I just found out that HBO is planning to remake I, Claudius.  Unless you absolutely despise any kind of costume drama, I heavily recommend the original.  For those not in the know, I, Claudius is a miniseries based on two historical novels (I, Claudius and Claudius the God) by Robert Graves.  The BBC adapted the novels into a 13-part miniseries and cast brilliant actors and actresses including Derek Jaccobi in the title role, Patrick Stewart as Sejanus, and John Hurt as a crazy, crazy, monstrous Caligula.  And then there is Siân Phillips’s Livia, possibly the greatest villain ever to appear on television.  Every scene in which Livia appears, she owns.  Every scene that she’s not in, her presence overshadows all else (at least while Livia is alive; the miniseries spans a century.)

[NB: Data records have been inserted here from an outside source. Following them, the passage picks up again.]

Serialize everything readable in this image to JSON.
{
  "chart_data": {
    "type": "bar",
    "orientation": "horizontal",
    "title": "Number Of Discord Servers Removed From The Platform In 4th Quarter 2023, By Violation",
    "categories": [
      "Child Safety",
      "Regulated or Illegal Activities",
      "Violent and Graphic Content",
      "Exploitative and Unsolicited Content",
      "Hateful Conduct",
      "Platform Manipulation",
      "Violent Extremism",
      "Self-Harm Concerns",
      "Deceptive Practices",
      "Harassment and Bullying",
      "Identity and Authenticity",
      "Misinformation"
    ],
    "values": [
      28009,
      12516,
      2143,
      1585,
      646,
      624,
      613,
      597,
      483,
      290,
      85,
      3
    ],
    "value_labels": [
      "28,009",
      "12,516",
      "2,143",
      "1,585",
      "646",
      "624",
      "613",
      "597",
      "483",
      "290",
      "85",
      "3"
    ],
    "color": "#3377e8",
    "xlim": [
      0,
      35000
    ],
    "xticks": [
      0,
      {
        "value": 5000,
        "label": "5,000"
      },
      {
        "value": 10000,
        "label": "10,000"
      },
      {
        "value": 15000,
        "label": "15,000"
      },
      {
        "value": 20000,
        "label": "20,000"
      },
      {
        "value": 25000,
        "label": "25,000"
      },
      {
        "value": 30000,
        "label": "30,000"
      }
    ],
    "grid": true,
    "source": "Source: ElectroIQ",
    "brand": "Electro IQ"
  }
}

Neither the BBC miniseries nor Graves’s novels have a completely solid basis in fact.  Graves heavily relied on the Roman historian Seutonius, who never found a piece of gossip that he didn’t like.  Seutonius put plenty of unfounded rumors into his book The Twelve Caesars.  Despite this, or more likely because of it, I, Claudius is tremendously entertaining.  And let me tell, even after a Roman history class, I could not keep any of those people straight until I saw I, Claudius.

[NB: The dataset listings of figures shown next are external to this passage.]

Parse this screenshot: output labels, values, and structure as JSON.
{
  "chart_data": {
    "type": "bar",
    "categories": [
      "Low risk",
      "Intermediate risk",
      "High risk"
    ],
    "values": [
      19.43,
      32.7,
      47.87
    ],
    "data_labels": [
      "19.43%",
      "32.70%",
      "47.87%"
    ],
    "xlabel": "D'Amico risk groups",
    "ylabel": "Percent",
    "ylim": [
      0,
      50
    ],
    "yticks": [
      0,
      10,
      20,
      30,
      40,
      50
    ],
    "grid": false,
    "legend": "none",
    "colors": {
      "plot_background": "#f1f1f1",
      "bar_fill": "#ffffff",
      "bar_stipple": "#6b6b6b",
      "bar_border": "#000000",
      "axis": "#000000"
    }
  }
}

Nevertheless, I dread an HBO remake.  Certainly it will have a much larger budget than the original, whose production costs were notoriously low.  It is also guaranteed to be far more sexually graphic than the BBC version.  One can imagine the orgy scenes being just slightly more restrained than a pornographic movie.  And probably there will be more violence and gore too, which the BBC miniseries tended to shy away from.

Still, an absence of a big budget is not necessarily a fault.  Because of the more restrained nature of the original (and I hasten to add that it was not exactly puritanical), the focus on story and character: i.e., good writing and good acting.  In general, remakes and sequels, particularly those with much higher budgets than their originals, are notorious for being of far lesser quality than their cheaper predecessors.

Taking on I, Claudius is not an easy task.  HBO’s former series Rome was set before the events of I, Claudius, yet the two were still compared to one another.  As good as Rome was, it could not hold up.

Find the original.  It’s worth the watch.  Just remember: don’t eat the figs.